Even considering the trial court’s decision to impose consecutive prison sentences,
the total eight-year sentence is appreciably less than the maximum sentence sought.
We do not view this sentence as an indication of harm, particularly in light of
Appellant’s failure to present any argument regarding harm resulting from the
7 court’s ruling. See Tex. R. App. P. 38.1(i); Cardenas v. State, 30 S.W.3d 384, 393-
94 (Tex. Crim. App. 2000) (noting that failing to address alleged harm results in
waiver due to inadequate briefing).
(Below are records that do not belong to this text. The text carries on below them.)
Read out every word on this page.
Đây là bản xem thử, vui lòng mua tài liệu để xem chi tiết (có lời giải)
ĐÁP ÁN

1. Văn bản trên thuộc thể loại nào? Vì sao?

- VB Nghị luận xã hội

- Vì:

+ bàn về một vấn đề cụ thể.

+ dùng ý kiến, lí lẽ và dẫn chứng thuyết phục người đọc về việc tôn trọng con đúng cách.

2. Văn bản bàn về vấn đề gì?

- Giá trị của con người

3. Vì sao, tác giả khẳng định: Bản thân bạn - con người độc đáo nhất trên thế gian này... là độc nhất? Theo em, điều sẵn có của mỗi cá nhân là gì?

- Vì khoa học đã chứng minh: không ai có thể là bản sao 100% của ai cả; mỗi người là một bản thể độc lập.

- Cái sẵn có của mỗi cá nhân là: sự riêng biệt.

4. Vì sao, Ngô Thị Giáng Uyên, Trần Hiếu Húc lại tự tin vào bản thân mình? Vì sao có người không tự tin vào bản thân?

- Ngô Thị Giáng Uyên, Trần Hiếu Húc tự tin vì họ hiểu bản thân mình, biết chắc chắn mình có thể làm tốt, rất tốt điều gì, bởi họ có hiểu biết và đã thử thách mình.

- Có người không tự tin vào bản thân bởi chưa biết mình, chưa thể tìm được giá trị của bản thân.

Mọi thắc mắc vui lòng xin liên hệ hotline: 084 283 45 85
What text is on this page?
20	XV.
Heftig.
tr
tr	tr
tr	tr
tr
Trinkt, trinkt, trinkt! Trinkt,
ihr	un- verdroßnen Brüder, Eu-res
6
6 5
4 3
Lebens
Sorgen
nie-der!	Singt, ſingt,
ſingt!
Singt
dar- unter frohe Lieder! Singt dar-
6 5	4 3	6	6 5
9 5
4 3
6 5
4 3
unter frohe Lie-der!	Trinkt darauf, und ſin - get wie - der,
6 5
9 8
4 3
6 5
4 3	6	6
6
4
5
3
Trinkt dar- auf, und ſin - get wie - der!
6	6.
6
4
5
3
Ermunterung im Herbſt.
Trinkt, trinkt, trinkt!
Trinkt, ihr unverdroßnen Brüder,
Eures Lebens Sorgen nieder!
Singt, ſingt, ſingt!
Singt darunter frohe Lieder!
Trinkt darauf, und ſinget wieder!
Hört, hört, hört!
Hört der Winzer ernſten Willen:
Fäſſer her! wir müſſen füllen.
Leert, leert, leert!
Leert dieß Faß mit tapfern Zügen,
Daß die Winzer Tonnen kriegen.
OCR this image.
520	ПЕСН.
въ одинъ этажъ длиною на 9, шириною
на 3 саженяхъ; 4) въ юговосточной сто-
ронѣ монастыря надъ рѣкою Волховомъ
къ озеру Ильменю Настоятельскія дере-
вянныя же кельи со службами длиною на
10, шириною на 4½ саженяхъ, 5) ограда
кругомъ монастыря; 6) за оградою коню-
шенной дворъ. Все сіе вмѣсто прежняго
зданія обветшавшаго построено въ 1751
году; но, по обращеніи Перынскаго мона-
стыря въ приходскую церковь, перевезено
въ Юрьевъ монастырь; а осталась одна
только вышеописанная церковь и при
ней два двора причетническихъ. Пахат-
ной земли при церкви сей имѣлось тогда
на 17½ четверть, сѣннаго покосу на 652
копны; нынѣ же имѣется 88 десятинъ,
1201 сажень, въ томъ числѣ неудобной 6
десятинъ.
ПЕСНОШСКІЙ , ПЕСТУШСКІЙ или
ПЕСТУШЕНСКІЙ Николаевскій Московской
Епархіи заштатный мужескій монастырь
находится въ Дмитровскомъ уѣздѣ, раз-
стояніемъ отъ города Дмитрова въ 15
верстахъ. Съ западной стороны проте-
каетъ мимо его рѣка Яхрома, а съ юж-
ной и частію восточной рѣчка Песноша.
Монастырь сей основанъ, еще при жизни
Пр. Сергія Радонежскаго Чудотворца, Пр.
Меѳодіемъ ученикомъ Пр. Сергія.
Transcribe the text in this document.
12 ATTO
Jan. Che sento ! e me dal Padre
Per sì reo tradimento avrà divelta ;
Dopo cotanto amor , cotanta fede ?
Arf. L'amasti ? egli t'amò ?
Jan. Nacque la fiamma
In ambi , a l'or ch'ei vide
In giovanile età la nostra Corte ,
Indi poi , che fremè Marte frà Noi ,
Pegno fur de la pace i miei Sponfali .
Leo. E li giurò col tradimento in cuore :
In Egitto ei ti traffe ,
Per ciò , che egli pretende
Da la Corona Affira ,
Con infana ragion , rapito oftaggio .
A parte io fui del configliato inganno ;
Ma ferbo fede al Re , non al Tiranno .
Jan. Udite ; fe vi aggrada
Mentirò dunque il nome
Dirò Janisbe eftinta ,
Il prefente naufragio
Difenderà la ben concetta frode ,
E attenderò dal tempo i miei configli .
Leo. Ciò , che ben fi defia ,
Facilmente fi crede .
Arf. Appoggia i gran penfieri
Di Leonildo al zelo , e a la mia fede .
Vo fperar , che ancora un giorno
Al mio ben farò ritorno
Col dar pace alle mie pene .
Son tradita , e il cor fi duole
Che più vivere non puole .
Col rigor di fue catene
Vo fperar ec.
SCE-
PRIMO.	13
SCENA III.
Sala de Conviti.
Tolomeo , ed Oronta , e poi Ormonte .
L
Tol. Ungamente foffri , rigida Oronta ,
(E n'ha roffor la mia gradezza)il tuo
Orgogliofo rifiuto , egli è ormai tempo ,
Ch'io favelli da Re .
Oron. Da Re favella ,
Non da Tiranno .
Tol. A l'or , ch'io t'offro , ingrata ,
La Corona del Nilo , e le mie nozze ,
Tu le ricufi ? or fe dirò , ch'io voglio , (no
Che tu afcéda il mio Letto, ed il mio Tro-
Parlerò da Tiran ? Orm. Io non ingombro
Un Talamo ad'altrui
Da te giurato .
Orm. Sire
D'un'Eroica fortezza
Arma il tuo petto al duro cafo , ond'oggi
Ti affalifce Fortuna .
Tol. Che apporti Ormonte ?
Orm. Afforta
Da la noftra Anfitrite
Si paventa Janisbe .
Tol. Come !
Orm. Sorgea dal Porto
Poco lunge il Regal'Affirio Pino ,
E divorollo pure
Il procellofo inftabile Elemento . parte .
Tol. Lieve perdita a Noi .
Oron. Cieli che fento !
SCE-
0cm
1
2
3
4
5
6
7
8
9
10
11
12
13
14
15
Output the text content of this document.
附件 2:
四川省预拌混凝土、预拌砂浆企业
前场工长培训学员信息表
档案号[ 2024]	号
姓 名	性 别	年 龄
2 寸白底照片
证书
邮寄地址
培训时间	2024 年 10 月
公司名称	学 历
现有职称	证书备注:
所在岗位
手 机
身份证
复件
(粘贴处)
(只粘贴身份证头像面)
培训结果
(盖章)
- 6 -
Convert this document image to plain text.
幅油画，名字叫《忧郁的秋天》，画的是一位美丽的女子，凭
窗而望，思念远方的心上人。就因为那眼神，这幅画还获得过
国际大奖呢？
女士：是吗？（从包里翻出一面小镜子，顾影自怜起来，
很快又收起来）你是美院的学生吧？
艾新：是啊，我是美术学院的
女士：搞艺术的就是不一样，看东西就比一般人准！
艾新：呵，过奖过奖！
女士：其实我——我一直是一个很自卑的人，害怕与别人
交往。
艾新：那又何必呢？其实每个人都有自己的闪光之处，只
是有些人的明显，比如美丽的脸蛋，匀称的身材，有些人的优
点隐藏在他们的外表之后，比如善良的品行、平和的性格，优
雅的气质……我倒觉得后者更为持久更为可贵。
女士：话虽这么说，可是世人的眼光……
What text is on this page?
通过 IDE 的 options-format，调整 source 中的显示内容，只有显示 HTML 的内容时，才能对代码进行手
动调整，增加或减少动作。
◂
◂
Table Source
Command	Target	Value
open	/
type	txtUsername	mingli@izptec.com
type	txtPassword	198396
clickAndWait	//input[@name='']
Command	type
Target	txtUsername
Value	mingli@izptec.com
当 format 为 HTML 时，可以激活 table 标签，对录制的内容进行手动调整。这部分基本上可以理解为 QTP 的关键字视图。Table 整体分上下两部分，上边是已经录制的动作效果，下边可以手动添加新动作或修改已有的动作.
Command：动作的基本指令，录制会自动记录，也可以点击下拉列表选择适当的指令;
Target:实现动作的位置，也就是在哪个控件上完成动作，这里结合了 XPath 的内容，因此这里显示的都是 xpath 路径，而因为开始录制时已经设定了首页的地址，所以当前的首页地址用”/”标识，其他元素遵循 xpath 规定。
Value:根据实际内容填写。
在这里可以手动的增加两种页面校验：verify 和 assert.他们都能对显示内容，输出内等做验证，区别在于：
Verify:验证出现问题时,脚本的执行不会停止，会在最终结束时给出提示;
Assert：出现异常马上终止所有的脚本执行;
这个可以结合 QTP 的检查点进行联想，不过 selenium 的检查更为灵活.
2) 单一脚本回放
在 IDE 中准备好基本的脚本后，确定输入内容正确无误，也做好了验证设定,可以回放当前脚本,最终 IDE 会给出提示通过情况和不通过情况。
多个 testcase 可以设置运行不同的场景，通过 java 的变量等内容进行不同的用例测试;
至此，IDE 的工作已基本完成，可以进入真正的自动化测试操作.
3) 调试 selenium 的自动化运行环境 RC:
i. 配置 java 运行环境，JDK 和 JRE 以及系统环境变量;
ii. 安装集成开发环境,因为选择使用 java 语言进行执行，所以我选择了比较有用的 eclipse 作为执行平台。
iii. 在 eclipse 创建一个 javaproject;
Accordingly, we overrule Appellant’s sole point
of error.
IV. Conclusion
Because Appellant failed to preserve his complaint for appellate review, and
because he likewise failed to demonstrate either an abuse of discretion or harm from
the trial court’s evidentiary rulings, we affirm the judgments of the trial court.
AFFIRMED.
________________________________ CHARLES KREGER Justice
Submitted on September 22, 2022 Opinion Delivered October 19, 2022 Do Not Publish
Before Golemon, C.J., Kreger and Horton, JJ.